La plupart de ces sphérules étaient le résultat d’impacts de météorites, ce qui fait de chaque grain volcanique une véritable aiguille dans une botte de foin. La Lune est sujette à de nombreux impacts et à une activité volcanique très limitée. Les chercheurs ont donc eu du mal à identifier lesquelles des sphérules – le cas échéant – étaient le produit de ces derniers.
« Tout d’abord, nous avons utilisé des images d’électrons rétrodiffusés pour identifier environ 800 billes de verre sans variations de composition évidentes ni inclusions non digérées, ce qui est une caractéristique de l’impaction », a-t-il expliqué.
« Deuxièmement, nous avons analysé les billes sélectionnées à l’aide d’un microanalyseur à sonde électronique. Seules 13 billes de verre ont des compositions en éléments majeurs similaires à celles des billes de verre volcaniques d’Apollo. Sur la base de la composition en oligo-éléments, six de ces 13 verres ont des corrélations d’abondance d’oxyde de magnésium et de nickel qui suivent la même tendance que les verres volcaniques identifiés dans les échantillons d’Apollo. Toutes les preuves ci-dessus ne sont pas concluantes. »

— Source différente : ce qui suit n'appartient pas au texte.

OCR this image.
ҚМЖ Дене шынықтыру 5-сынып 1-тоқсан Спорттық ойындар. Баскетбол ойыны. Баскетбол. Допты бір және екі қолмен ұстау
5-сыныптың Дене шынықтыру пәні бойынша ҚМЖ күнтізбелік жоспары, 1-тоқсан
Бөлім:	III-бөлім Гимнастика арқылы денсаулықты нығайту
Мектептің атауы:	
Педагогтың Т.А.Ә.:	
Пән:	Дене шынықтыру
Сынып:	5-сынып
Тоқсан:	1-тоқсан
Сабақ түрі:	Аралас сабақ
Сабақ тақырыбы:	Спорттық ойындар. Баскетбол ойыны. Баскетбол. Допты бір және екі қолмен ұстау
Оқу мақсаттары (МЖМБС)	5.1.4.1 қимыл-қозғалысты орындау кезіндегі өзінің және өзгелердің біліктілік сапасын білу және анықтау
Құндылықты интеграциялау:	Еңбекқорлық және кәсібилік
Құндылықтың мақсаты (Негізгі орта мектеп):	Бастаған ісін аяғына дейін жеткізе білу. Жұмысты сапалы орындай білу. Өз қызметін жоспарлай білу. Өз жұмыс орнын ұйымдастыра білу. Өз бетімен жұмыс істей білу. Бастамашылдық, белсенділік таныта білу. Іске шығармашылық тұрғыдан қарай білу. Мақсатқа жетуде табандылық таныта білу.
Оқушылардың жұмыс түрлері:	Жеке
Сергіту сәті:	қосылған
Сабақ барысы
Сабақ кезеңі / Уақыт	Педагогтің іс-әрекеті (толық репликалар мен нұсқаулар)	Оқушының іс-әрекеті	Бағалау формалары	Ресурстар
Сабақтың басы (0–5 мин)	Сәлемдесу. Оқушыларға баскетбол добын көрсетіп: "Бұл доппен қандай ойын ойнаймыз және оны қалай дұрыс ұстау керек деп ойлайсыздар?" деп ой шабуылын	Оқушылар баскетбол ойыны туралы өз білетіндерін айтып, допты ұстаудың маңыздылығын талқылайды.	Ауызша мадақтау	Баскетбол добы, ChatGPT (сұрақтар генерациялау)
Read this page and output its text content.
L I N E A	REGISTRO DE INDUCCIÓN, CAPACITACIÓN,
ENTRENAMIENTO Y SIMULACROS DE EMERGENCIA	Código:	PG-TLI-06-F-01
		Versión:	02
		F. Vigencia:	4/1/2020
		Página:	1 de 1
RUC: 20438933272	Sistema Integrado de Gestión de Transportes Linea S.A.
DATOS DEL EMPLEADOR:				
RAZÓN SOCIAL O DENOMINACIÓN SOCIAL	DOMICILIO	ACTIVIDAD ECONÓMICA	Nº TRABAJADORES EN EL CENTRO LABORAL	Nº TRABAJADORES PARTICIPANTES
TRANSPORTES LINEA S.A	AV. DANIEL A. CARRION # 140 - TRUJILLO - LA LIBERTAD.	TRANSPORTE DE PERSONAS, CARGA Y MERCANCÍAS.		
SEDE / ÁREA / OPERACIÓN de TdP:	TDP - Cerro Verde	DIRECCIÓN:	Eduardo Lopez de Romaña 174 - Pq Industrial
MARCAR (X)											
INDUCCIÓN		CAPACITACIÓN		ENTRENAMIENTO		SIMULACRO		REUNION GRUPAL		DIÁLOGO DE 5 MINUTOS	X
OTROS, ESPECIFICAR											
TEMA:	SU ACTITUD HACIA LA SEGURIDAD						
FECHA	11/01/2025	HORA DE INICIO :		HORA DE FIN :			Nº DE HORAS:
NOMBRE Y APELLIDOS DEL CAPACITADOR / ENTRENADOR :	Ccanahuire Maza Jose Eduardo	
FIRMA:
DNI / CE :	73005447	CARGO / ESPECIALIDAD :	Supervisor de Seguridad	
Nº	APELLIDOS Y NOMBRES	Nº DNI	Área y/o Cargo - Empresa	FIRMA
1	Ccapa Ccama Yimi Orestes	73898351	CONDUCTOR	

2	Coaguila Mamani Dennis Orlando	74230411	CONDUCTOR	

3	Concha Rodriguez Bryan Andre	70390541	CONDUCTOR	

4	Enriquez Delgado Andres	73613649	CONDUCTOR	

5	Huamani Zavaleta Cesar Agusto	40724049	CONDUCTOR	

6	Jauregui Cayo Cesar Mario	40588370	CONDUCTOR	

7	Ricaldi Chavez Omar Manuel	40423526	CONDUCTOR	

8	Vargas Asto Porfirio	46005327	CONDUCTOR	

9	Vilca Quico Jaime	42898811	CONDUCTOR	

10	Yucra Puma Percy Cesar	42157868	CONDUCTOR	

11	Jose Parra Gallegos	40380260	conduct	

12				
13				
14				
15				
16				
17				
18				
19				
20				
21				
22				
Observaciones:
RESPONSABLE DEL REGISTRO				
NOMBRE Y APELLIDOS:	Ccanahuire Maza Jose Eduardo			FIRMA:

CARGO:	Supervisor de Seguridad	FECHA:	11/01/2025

Finalement, ils ont procédé à une analyse des isotopes du soufre à l’aide de la spectrométrie de masse des ions secondaires. Trois de ces six dernières sphérules présentaient des ratios de soufre incompatibles avec le verre d’impact. Ils ont trouvé un élément clé : il s’agissait du verre volcanique.
Mais alors datation radiométrique Les chercheurs ont révélé l’âge des sphérules : il y a environ 123 millions d’années, à 15 millions d’années près. C’est bien plus récent que la dernière période connue d’activité volcanique de la Lune.
Nous ne savons pas comment cela a pu se produire, car la Lune est depuis longtemps trop froide pour accueillir une activité volcanique, mais un indice pourrait résider dans la composition chimique des trois sphérules. Elles contiennent une forte proportion d’éléments connus sous le nom d’éléments KREEP : potassium, terres rares et phosphore.
Ces abondances élevées de KREEP peuvent être des sources de chauffage radiogénique, c’est-à-dire de chaleur générée par la désintégration radioactive. Ce réchauffement peut être important. Environ la moitié de la chaleur interne de la Terre provient de la désintégration radioactiveSur la Lune, le chauffage radiogénique pourrait, en théorie, produire des poches de volcanisme localisé.
Des recherches plus poussées pourraient révéler s’il y a suffisamment de matière KREEP dans le manteau lunaire pour produire ces poches.
« On ne sait pas exactement comment la Lune a pu rester volcaniquement active à un stade aussi tardif ; à mesure que l’intérieur s’est refroidi et que la lithosphère s’est épaissie, l’activité volcanique serait devenue moins probable », a-t-il déclaré.
« D’où viennent ces perles de verre volcaniques ? Y a-t-il eu une autre activité volcanique entre 2 et 120 millions d’années ? Quel mécanisme en est la cause ? Des recherches plus approfondies sont nécessaires. »
La recherche a été publiée dans Science.